Even as the pleadings in this case clearly project the issues involved, since no hearing had been held, this Court in a resolution dated 16 September 1993 required the parties to manifest if they were willing to submit this case for decision on the basis of the pleadings. In a manifestation, dated 3 November 1993, respondent stated that he is submitting his case based on the pleadings. The complainant likewise in a manifestation dated 23 November 1993 manifested that he is submitting the case for decision on the basis of the pleadings filed by the parties. Accordingly, we are deciding the case on the basis of the pleadings.

A judge should be the embodiment of competence, integrity, and independence (Rule 1.01, Code of Judicial Conduct) and should administer justice impartially and without delay (Rule 1.02, ibid.). He should be faithful to the law and maintain professional competence; dispose of the court's business promptly and decide cases within the required periods (Rule 3.01 and Rule 3.05, ibid.). It has been unmistakably shown that respondent judge is grossly ignorant of the correct criminal procedure, and he has been stubborn in his ignorance because he has not heeded the advice of an RTC executive judge and the assistant provincial prosecutor. This tenacious adherence to a wrong procedure makes him unfit to discharge his judicial office. As we held in a recent administrative case,

. . . more than mere ignorance of applicable laws and jurisprudence, his intransigence and persistence in error will make people lose their faith in him as an administrator of justice.
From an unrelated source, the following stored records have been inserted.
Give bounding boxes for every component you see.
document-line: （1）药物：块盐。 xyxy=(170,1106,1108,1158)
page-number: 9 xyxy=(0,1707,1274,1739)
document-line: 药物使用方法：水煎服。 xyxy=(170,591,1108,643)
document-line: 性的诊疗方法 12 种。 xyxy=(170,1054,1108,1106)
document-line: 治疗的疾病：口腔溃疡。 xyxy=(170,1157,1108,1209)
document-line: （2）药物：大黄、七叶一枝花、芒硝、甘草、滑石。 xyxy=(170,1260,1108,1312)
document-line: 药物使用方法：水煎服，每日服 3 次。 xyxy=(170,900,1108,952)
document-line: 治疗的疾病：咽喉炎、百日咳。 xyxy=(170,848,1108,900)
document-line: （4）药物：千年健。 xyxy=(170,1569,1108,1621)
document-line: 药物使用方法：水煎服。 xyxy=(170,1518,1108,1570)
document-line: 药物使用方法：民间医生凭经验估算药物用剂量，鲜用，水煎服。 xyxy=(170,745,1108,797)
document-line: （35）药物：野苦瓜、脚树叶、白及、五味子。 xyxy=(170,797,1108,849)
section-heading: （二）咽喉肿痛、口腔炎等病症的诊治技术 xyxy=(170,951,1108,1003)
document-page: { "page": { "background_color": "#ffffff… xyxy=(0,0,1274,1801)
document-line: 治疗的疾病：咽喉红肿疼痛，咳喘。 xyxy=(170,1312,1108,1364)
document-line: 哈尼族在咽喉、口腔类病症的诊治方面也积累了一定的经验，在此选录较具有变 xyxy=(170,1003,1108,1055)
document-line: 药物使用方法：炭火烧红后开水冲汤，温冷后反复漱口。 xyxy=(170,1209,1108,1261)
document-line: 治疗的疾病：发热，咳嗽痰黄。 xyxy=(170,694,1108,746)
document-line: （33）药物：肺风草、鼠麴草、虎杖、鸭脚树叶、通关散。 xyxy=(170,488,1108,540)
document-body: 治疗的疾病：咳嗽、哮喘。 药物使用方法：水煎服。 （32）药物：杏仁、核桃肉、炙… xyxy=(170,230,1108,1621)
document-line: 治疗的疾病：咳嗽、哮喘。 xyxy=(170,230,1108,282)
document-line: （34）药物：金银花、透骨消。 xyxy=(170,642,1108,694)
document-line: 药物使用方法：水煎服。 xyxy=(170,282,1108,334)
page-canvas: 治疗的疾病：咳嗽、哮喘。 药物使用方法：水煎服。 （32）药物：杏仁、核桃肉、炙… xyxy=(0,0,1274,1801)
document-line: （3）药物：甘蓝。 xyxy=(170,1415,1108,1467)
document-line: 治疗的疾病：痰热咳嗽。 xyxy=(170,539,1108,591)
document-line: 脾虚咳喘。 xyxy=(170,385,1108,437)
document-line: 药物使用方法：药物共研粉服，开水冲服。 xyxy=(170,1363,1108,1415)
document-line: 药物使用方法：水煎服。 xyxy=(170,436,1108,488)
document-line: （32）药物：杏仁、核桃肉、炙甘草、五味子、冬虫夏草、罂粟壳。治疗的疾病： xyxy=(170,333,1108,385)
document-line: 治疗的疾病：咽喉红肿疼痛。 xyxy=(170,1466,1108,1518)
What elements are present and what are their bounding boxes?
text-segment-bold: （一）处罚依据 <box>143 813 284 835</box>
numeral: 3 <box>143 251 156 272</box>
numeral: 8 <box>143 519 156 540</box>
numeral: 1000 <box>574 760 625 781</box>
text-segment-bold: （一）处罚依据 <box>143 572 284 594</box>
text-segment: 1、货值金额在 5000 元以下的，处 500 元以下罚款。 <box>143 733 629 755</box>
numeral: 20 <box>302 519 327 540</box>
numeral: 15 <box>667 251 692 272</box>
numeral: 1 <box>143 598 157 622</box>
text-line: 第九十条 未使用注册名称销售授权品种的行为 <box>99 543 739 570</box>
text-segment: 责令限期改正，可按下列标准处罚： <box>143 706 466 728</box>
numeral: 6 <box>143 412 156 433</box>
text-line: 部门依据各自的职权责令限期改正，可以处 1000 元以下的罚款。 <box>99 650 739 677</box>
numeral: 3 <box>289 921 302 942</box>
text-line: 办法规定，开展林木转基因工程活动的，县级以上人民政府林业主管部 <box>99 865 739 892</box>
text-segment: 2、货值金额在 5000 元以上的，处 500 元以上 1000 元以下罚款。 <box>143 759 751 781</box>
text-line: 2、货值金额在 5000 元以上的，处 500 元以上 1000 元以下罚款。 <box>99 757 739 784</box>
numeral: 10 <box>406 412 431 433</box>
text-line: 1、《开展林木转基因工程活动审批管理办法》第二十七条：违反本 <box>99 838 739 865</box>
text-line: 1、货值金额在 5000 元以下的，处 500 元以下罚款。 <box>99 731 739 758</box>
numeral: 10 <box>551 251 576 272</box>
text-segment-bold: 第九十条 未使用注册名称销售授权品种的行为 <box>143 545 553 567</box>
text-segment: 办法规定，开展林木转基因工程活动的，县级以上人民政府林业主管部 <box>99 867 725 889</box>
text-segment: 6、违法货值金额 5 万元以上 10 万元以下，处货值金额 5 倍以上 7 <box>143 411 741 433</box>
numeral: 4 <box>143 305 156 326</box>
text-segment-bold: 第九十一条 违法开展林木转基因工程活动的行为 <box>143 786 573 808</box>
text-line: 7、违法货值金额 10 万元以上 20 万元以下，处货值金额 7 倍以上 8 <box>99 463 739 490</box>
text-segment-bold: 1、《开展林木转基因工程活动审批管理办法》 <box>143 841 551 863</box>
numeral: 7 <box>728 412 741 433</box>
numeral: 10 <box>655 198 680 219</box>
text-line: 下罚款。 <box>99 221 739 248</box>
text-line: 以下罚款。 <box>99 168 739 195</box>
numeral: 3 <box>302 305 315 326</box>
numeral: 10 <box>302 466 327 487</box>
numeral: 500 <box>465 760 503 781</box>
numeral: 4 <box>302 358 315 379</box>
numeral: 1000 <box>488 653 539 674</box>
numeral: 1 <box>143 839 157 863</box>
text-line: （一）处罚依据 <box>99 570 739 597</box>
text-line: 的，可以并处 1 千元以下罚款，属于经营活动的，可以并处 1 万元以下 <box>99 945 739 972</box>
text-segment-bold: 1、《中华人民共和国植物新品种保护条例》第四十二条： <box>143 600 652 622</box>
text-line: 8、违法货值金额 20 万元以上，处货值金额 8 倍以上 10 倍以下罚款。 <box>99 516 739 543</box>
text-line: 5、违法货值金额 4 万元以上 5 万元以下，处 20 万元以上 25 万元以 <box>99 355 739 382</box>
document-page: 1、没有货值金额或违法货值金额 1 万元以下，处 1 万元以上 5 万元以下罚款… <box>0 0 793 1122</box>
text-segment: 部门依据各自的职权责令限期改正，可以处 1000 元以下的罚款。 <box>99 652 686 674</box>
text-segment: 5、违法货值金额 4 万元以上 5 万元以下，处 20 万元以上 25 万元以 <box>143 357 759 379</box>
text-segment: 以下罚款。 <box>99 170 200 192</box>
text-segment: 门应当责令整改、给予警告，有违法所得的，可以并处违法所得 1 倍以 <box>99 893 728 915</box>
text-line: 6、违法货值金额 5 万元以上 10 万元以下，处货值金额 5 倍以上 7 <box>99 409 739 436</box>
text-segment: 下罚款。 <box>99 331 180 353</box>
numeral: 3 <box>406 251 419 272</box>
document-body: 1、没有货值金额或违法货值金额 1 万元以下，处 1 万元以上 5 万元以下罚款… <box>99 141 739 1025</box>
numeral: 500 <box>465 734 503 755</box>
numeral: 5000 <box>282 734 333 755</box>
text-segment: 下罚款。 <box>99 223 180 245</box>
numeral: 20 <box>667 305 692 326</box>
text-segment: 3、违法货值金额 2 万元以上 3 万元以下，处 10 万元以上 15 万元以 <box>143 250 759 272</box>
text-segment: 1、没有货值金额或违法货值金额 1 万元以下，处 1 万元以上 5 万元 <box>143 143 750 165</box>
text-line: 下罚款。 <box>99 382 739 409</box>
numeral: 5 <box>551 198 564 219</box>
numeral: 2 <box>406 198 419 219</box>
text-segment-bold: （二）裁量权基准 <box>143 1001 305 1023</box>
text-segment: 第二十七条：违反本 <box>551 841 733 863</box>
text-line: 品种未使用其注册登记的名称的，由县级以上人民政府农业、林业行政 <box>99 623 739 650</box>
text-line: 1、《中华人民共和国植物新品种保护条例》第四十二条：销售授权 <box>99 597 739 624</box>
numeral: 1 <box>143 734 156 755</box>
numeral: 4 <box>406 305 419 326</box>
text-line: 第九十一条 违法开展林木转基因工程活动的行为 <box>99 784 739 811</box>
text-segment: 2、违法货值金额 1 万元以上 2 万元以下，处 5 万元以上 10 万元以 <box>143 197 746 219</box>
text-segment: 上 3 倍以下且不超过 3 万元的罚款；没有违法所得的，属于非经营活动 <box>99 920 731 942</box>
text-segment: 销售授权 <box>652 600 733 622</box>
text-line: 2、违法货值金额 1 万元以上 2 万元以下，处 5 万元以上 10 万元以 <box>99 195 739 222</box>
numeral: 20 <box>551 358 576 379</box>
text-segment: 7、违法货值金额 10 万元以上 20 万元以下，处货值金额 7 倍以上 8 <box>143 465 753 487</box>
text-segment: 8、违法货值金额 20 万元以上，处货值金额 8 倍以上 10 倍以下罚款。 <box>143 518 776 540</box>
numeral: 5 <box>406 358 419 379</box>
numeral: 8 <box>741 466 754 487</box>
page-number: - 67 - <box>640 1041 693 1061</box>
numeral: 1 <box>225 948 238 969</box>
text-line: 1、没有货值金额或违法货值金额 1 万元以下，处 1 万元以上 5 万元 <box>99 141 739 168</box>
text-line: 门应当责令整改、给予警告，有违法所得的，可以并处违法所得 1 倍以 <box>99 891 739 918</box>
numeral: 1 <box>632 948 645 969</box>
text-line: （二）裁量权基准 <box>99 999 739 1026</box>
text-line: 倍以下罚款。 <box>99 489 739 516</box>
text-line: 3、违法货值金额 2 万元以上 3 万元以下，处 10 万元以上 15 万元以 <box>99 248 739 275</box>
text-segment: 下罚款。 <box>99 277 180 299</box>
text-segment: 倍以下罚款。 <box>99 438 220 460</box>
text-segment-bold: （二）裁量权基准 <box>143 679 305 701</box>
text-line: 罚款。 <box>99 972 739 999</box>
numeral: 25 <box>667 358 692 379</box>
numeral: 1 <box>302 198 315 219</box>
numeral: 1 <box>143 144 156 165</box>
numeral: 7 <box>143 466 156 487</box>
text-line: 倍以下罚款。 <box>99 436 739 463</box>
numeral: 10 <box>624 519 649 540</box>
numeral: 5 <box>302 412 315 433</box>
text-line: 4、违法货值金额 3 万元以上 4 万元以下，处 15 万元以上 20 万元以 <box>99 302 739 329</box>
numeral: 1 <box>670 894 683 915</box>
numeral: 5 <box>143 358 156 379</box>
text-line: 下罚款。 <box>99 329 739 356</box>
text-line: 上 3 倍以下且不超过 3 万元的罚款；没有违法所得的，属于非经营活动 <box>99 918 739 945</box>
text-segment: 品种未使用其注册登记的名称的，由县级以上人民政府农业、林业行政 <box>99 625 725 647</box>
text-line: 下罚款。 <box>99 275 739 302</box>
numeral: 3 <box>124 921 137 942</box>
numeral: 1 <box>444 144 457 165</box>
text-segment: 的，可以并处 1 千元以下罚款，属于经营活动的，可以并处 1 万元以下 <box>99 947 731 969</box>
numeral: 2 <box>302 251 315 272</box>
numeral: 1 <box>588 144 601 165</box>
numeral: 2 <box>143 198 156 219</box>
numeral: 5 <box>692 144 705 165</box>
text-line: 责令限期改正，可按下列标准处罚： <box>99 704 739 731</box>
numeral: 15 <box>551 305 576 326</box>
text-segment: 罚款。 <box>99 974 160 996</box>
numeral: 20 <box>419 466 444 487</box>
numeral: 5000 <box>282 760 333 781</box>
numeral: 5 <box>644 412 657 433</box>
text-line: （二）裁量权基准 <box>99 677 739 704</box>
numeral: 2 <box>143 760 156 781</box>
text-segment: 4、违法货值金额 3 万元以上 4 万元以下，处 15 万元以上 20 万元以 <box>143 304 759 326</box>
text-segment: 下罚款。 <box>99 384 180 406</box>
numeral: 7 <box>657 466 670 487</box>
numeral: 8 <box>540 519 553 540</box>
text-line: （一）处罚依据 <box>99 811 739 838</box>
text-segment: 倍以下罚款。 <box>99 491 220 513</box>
Having lost his right to be addressed by the respectful appellation of "Honorable Judge," he has likewise lost his right to continue in the judicial service. (Zuno vs. Dizon, A.M., No. RTJ-91-752, 23 June 1993).

ACCORDINGLY, the Court hereby DISMISSES respondent Judge from the service with prejudice to appointment to any government position or public office, including government-owned or controlled corporations, and with forfeiture of all retirement benefits.

SO ORDERED.

Narvasa, C.J., Cruz, Feliciano, Padilla, Bidin, Regalado, Davide, Jr., Romero, Bellosillo, Melo, Quiason, Puno, Vitug and Kapunan, JJ., concur.

Kapunan, J., took no part.

Nocon, J., is on leave.

#Footnotes

1 Rule 112, Section 1 provides:

Definition. — Preliminary investigation is an inquiry or proceeding for the purpose of determining whether there is sufficient ground to engender a well founded belief that a crime cognizable by the Regional Trial Court has been committed and that the respondent is probably guilty thereof, and should be held for trial. (1a)

xxx xxx xxx

Section 5 provides:

Duty of investigation judge. — Within ten (10) days after the conclusion of the preliminary investigation, the investigating judge shall transmit to the provincial or city fiscal, for appropriate action, the resolution of the case, stating briefly the findings of facts and the law supporting his action, together with the entire records of the case, which shall include: (a) the warrant, if the arrest is by virtue of a warrant; (b) the affidavits and other supporting evidence of the parties; (c) the undertaking or bail of the accused; (d) the order of release of the accused and cancellation of his bail bond, if the resolution is for the dismissal of the complaint.

Should the provincial or city fiscal disagree with the findings of the investigating judge on the shall prevail, but the must explain his action in writing furnishing the parties with copies of his resolution, not later than thirty (30) days from receipt of the records from the judge. If the accused is detained, the fiscal shall order his release. (12a).